Unfortunately, Karlinsey feels we are still several years away from microfluidic devices appearing in our physicians’ offices. “There needs to be a greater focus on the application. Chemists have the ability to manipulate molecules and surfaces, engineers have fantastic devices and models, and biologists and clinicians have a fundamental understanding of the samples of interest. The incorporation of these devices in the office will require communication across the disciplines.”
Karlinsey currently fabricates his devices in plastic, compared to the more expensive glass devices he has used previously. Plastic is cheaper, easier to pattern, and disposable, all of which make it more attractive when developing an application-based device.
When you enter Karlinsey’s chemistry laboratory, you won’t find state-of-the-art equipment. His instrumentation is home-built and his workhorse is a computer-controlled milling machine that he uses to pattern his devices.
“I enjoy designing and fabricating my own devices,” explains Karlinsey. “It’s my chance to be creative, and the creativity aspect is something I enjoy sharing with my research students. I feel that research should be a blend of knowledge, application, and creativity.”
Karlinsey has been conducting research in microfluidics for the last eight years, two of which have been spent at Penn State Berks, and often involves students in his projects.
“As a sophomore at Penn State Berks, working with Dr. Karlinsey in microfluidics has been a wonderful hands-on learning experience,” comments Binayah Shaparenko, a sophomore majoring in Life Science. “Dr. Karlinsey’s approach makes comprehending new concepts of analytical chemistry both fun and exciting. Through undergraduate research, I have been able to increase my knowledge of the sciences in a laboratory setting.”

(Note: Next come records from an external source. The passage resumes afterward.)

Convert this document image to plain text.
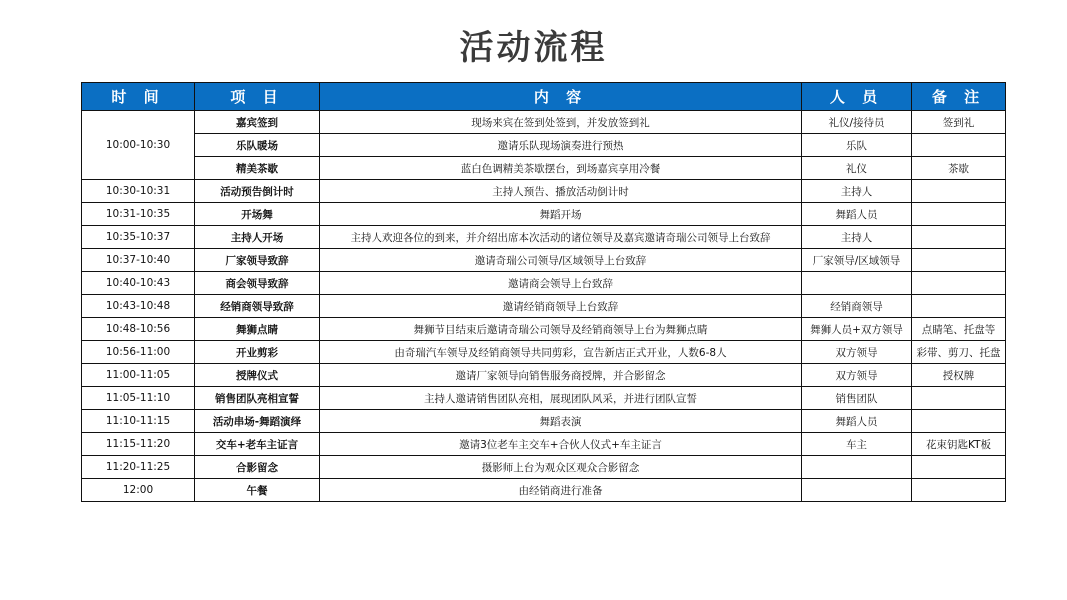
活动流程
时 间	项 目	内 容	人 员	备 注
10:00-10:30	嘉宾签到	现场来宾在签到处签到，并发放签到礼	礼仪/接待员	签到礼
	乐队暖场	邀请乐队现场演奏进行预热	乐队	
	精美茶歇	蓝白色调精美茶歇摆台，到场嘉宾享用冷餐	礼仪	茶歇
10:30-10:31	活动预告倒计时	主持人预告、播放活动倒计时	主持人	
10:31-10:35	开场舞	舞蹈开场	舞蹈人员	
10:35-10:37	主持人开场	主持人欢迎各位的到来，并介绍出席本次活动的诸位领导及嘉宾邀请奇瑞公司领导上台致辞	主持人	
10:37-10:40	厂家领导致辞	邀请奇瑞公司领导/区域领导上台致辞	厂家领导/区域领导	
10:40-10:43	商会领导致辞	邀请商会领导上台致辞		
10:43-10:48	经销商领导致辞	邀请经销商领导上台致辞	经销商领导	
10:48-10:56	舞狮点睛	舞狮节目结束后邀请奇瑞公司领导及经销商领导上台为舞狮点睛	舞狮人员+双方领导	点睛笔、托盘等
10:56-11:00	开业剪彩	由奇瑞汽车领导及经销商领导共同剪彩，宣告新店正式开业，人数6-8人	双方领导	彩带、剪刀、托盘
11:00-11:05	授牌仪式	邀请厂家领导向销售服务商授牌，并合影留念	双方领导	授权牌
11:05-11:10	销售团队亮相宣誓	主持人邀请销售团队亮相，展现团队风采，并进行团队宣誓	销售团队	
11:10-11:15	活动串场-舞蹈演绎	舞蹈表演	舞蹈人员	
11:15-11:20	交车+老车主证言	邀请3位老车主交车+合伙人仪式+车主证言	车主	花束钥匙KT板
11:20-11:25	合影留念	摄影师上台为观众区观众合影留念		
12:00	午餐	由经销商进行准备		
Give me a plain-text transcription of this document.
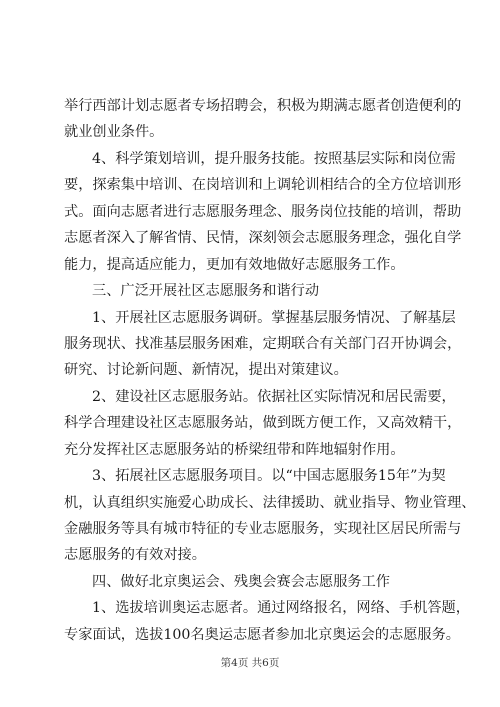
举行西部计划志愿者专场招聘会，积极为期满志愿者创造便利的
就业创业条件。
4、科学策划培训，提升服务技能。按照基层实际和岗位需
要，探索集中培训、在岗培训和上调轮训相结合的全方位培训形
式。面向志愿者进行志愿服务理念、服务岗位技能的培训，帮助
志愿者深入了解省情、民情，深刻领会志愿服务理念，强化自学
能力，提高适应能力，更加有效地做好志愿服务工作。
三、广泛开展社区志愿服务和谐行动
1、开展社区志愿服务调研。掌握基层服务情况、了解基层
服务现状、找准基层服务困难，定期联合有关部门召开协调会，
研究、讨论新问题、新情况，提出对策建议。
2、建设社区志愿服务站。依据社区实际情况和居民需要，
科学合理建设社区志愿服务站，做到既方便工作，又高效精干，
充分发挥社区志愿服务站的桥梁纽带和阵地辐射作用。
3、拓展社区志愿服务项目。以“中国志愿服务15年”为契
机，认真组织实施爱心助成长、法律援助、就业指导、物业管理、
金融服务等具有城市特征的专业志愿服务，实现社区居民所需与
志愿服务的有效对接。
四、做好北京奥运会、残奥会赛会志愿服务工作
1、选拔培训奥运志愿者。通过网络报名，网络、手机答题，
专家面试，选拔100名奥运志愿者参加北京奥运会的志愿服务。
第4页 共6页
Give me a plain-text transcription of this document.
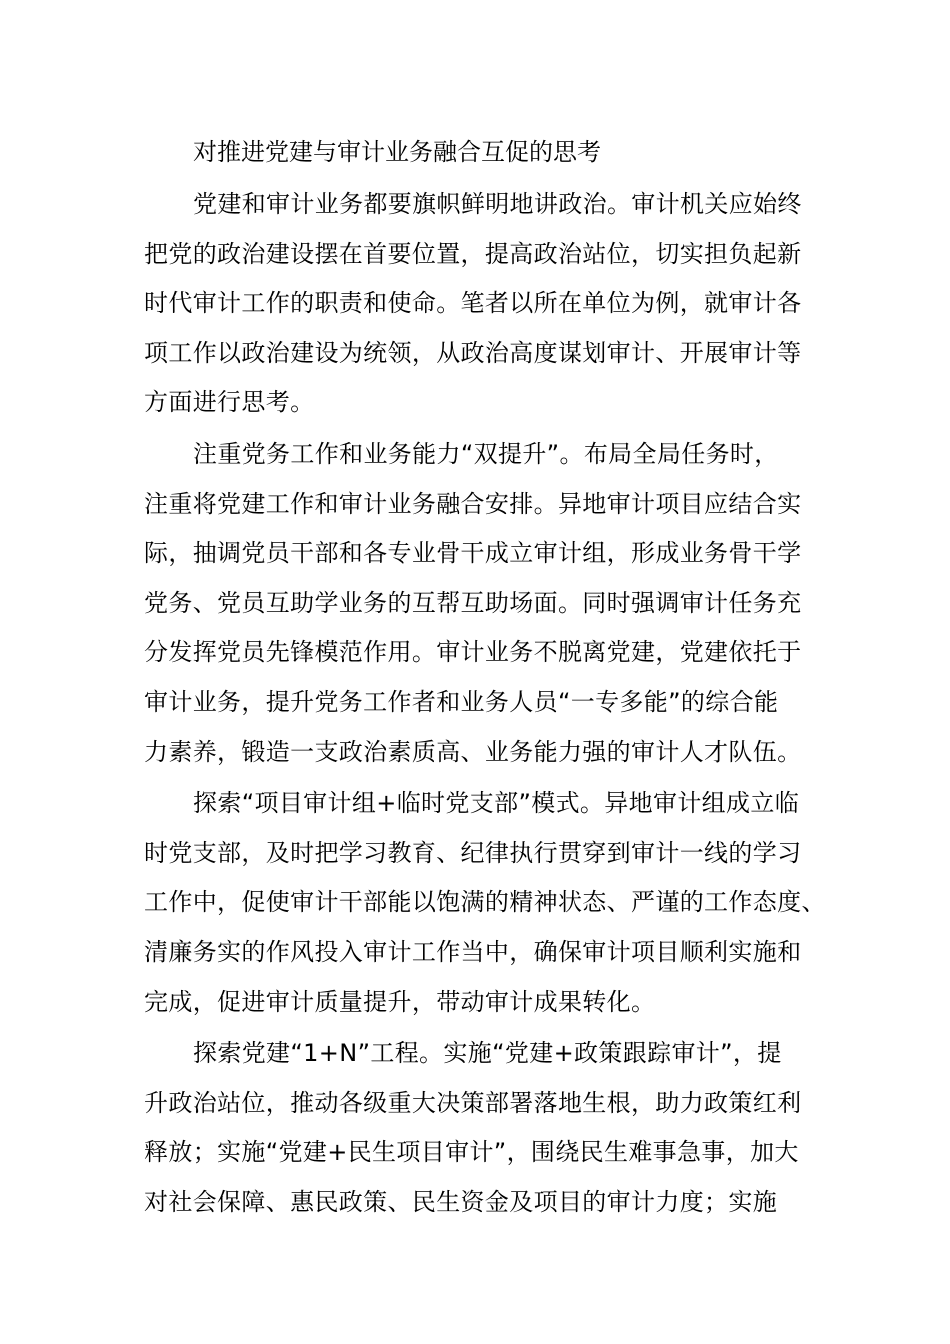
对推进党建与审计业务融合互促的思考
党建和审计业务都要旗帜鲜明地讲政治。审计机关应始终
把党的政治建设摆在首要位置，提高政治站位，切实担负起新
时代审计工作的职责和使命。笔者以所在单位为例，就审计各
项工作以政治建设为统领，从政治高度谋划审计、开展审计等
方面进行思考。
注重党务工作和业务能力“双提升”。布局全局任务时，
注重将党建工作和审计业务融合安排。异地审计项目应结合实
际，抽调党员干部和各专业骨干成立审计组，形成业务骨干学
党务、党员互助学业务的互帮互助场面。同时强调审计任务充
分发挥党员先锋模范作用。审计业务不脱离党建，党建依托于
审计业务，提升党务工作者和业务人员“一专多能”的综合能
力素养，锻造一支政治素质高、业务能力强的审计人才队伍。
探索“项目审计组+临时党支部”模式。异地审计组成立临
时党支部，及时把学习教育、纪律执行贯穿到审计一线的学习
工作中，促使审计干部能以饱满的精神状态、严谨的工作态度、
清廉务实的作风投入审计工作当中，确保审计项目顺利实施和
完成，促进审计质量提升，带动审计成果转化。
探索党建“1+N”工程。实施“党建+政策跟踪审计”，提
升政治站位，推动各级重大决策部署落地生根，助力政策红利
释放；实施“党建+民生项目审计”，围绕民生难事急事，加大
对社会保障、惠民政策、民生资金及项目的审计力度；实施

Annie Davis, a junior majoring in Biology, adds, “In the fields of chemistry and biology, microfluidics is really in its infancy and it is an incredible feeling to know that I am working on a project that can help improve the efficiency of chemical analysis.”
While he is currently working on devices that feature a combination of electro-osmotic flow and pump-driven flow (using a series of integrated valves), Karlinsey has bigger plans for his microfluidic interests.
“Only after you demonstrate that you can reliably move samples from one reaction chamber to another through a network of channels can you achieve a fully-integrated analysis device.”
Hopefully it won’t take much longer–patients are waiting.